Why architecture matters here
Why does this need real architecture? Because every failure mode of synthetic data is silent and delayed. A bug in a serving system pages you tonight; a contaminated or degenerate training batch shows up weeks later as an eval score that is either fraudulently high (your test questions leaked into training) or mysteriously flat (a million near-duplicate examples taught the model nothing new). By the time you notice, the batch has been mixed, shuffled, and trained on, and without lineage you cannot even identify which examples to pull. The pipeline exists to make these invisible failures visible at the stage where they are still cheap to fix.
The economics force the funnel shape. Generation costs real money per example, but filtering costs less the earlier it runs: a regex that rejects malformed outputs costs microseconds, an embedding dedup costs a vector lookup, an LLM judge costs a model call, and a full training run to discover the batch was bad costs thousands of dollars and a week. So the architecture is a strict cost-ordered funnel — cheap filters first, expensive judgment later, training-based validation last and rarest. And because the generator is itself a model with its own biases, diversity must be engineered in at the prompt stage — personas, topics, difficulty knobs, seed examples — rather than hoped for from temperature. Left to defaults, a generator produces a thousand variations of the same five examples, and no downstream filter can add information that generation never created.
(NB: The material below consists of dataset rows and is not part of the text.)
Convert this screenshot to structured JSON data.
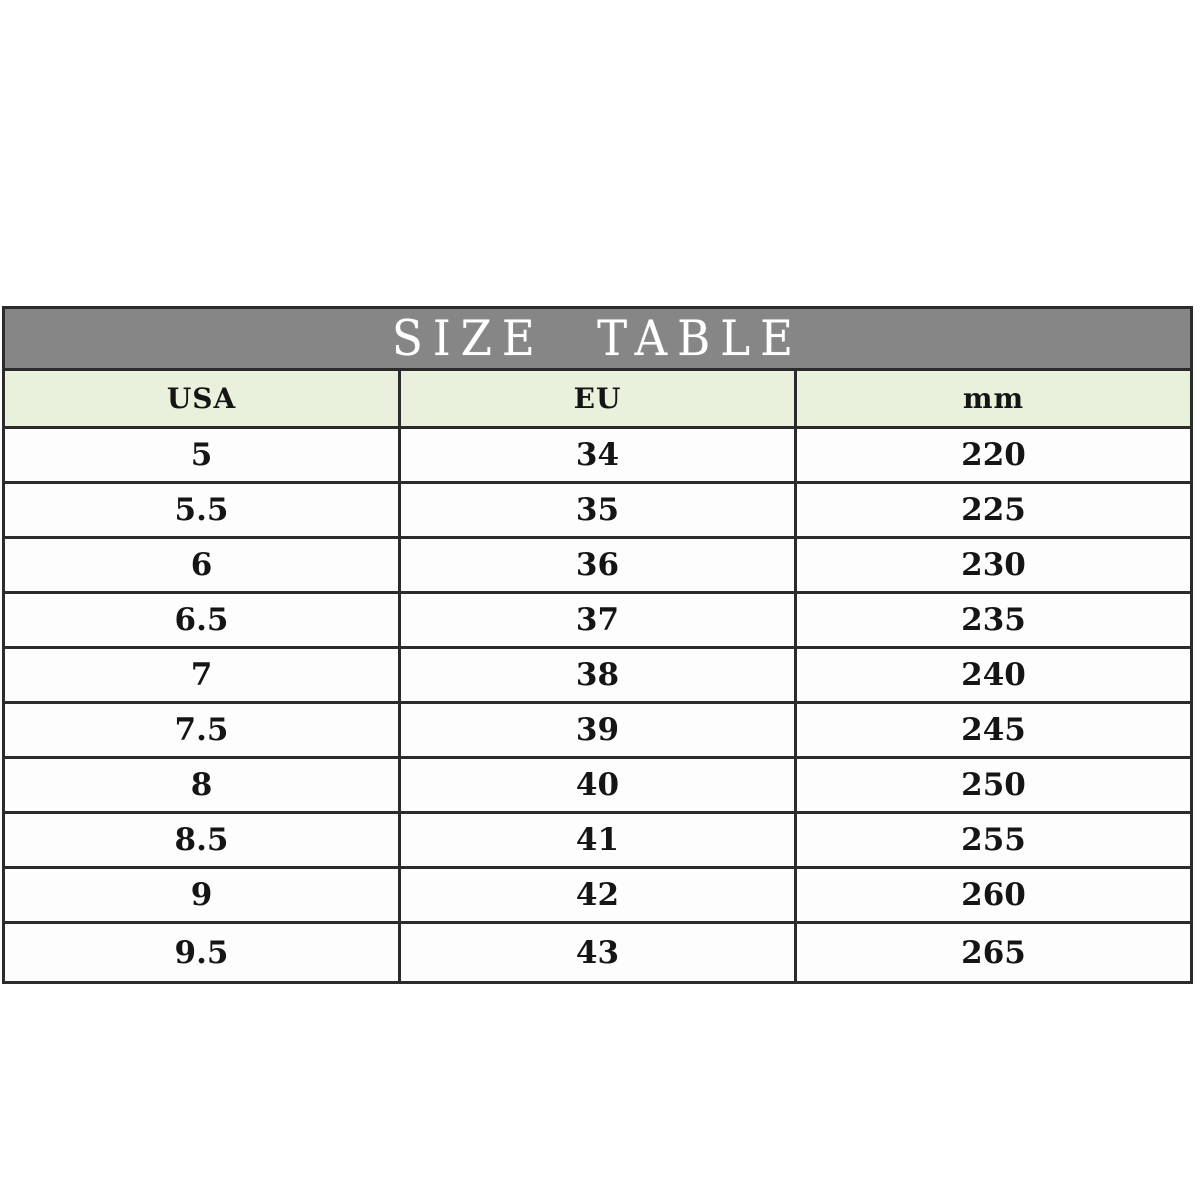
{
  "chart_data": {
    "type": "table",
    "title": "SIZE TABLE",
    "columns": [
      "USA",
      "EU",
      "mm"
    ],
    "rows": [
      [
        "5",
        "34",
        "220"
      ],
      [
        "5.5",
        "35",
        "225"
      ],
      [
        "6",
        "36",
        "230"
      ],
      [
        "6.5",
        "37",
        "235"
      ],
      [
        "7",
        "38",
        "240"
      ],
      [
        "7.5",
        "39",
        "245"
      ],
      [
        "8",
        "40",
        "250"
      ],
      [
        "8.5",
        "41",
        "255"
      ],
      [
        "9",
        "42",
        "260"
      ],
      [
        "9.5",
        "43",
        "265"
      ]
    ],
    "layout": {
      "legend": "none",
      "grid": "full-borders",
      "column_count": 3,
      "row_count": 10
    }
  },
  "colors": {
    "page_bg": "#ffffff",
    "title_bar_bg": "#868686",
    "title_text": "#ffffff",
    "header_bg": "#e9f1dd",
    "cell_bg": "#fdfdfd",
    "border": "#2b2b2b",
    "cell_text": "#151515"
  }
}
The architecture: every piece explained
The seed corpus anchors everything: a few hundred to a few thousand real, vetted examples plus a taxonomy of what coverage means — domains, skills, difficulty tiers, languages. The prompt templater crosses that taxonomy into generation prompts (persona × topic × difficulty × format), each carrying a handful of seed examples as style anchors; this grid, not sampling temperature, is where diversity comes from. The generator is typically the strongest model you can afford, run wide; a self-critique pass immediately asks the same or a second model to verify, rewrite, or reject its own output — cheap, and it lifts yield noticeably before anything downstream runs.
Then the filter stack, cheapest first. Heuristic filters: length bounds, format validation, answer-parses-and-executes checks for code and math. Dedup in two passes — exact and MinHash for near-duplicates, then embedding-space clustering that caps how many examples may occupy one semantic neighborhood, which is the actual defense against mode collapse. The judge panel scores survivors on correctness, faithfulness to the instruction, and safety — multiple judge prompts or models, because a single judge has exploitable blind spots and drifts. Decontamination runs both n-gram overlap and embedding similarity against every evaluation set you care about, and it is a hard gate, not a score. The mixture composer assembles the final training blend — synthetic-to-real ratios set per domain, not globally. And the lineage store stamps every surviving example with its template, seeds, generator model and version, judge scores, and batch ID — the provenance record that makes recalls possible. The eval harness closes the loop: no batch ships until a model trained (or LoRA-tuned) on it beats the baseline on held-out evals.
End-to-end flow
Walk one batch through. The goal: 50k examples of multi-step SQL reasoning. The templater crosses 40 personas, 200 schema topics, and 4 difficulty tiers into 32k prompts, each with three seed examples; the generator produces four candidates per prompt — 128k raw. Self-critique immediately rejects 22k (wrong answer, refused, format drift). Heuristics — does the SQL parse, does it run against the schema, does the answer match execution — cut 18k more. Dedup is the surprise: MinHash finds 9k near-copies, and embedding clustering caps another 12k that all cluster around the same three JOIN patterns the generator loves. 67k reach the judges.
The judge panel — two models, three rubrics — scores each survivor; the threshold keeps 54k. Decontamination then removes 210 examples with 8-gram overlap against the team's SQL eval suite and 90 more by embedding similarity — a 0.5% hit rate that would have inflated the eval by several points. The mixture composer blends the surviving 53k at a 30:70 synthetic-to-real ratio for this domain, the lineage store stamps every row, and the eval harness fine-tunes a candidate: +4.1 on the SQL suite, no regression on general benchmarks. The batch ships — and every example in it can be traced back to its template and generator version. Total yield: 41% of raw generation, which is healthy; a pipeline yielding 90% is not efficient, it is under-filtered.